An audit done in 2000 found Mesa Verde to be in compliance with 95% of the state’s requirements. What’s more, the company charges the state less per inmate now than when it opened in 1987, and a state corrections official lauded Mesa Verde in 1998 as “an efficient, well-run operation” that is involved in community projects. It donates much of the harvest from its vegetable garden to local homeless shelters, for example.

“It’s the union,” said Gary White, Mesa Verde’s co-founder. “They’ve stated for years that they want to do away with privatization. [Davis] needs their backing for the upcoming election. That’s my opinion. He has got to have their backing, and the money that goes with it. That’s politics.”

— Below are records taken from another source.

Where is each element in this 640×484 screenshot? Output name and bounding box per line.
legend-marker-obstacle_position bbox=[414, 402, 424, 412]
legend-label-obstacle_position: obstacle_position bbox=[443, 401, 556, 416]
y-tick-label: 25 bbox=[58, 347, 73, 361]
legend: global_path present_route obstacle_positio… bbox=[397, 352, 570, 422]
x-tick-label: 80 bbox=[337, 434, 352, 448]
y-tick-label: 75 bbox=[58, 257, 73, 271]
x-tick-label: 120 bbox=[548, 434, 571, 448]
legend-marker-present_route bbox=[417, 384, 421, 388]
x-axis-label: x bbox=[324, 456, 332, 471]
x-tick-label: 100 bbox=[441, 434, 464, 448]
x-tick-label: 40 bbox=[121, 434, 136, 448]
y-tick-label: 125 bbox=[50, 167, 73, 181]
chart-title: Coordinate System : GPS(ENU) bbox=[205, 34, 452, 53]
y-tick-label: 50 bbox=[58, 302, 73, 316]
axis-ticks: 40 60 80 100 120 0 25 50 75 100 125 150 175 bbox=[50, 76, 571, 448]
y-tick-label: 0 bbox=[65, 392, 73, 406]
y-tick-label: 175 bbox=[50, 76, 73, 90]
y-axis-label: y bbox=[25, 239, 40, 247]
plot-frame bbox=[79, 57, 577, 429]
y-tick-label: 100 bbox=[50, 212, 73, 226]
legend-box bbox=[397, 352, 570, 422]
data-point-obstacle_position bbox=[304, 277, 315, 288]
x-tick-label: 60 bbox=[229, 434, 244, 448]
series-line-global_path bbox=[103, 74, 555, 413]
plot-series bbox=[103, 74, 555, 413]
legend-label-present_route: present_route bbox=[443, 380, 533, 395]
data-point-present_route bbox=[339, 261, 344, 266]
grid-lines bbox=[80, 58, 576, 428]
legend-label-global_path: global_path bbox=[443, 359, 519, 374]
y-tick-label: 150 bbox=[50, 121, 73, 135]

Private prisons won’t disappear without a battle. Sen. Richard Polanco (D-Los Angeles), a critic of state prisons and of the guards’ union, vowed to try to persuade Davis that closing the private prisons will cost the state money and “create more problems and overcrowding in the [state] prisons.”

Steve Green, spokesman for the Youth and Adult Correctional Agency, said that even though some private prisons are well run, particularly the one at Live Oak, others have caused “enormous administrative problems.”

But he said the decision to close the facilities is firm. “We’ve come to the conclusion that we don’t want any more contract prisons, and we’re going to let the contracts expire,” he said.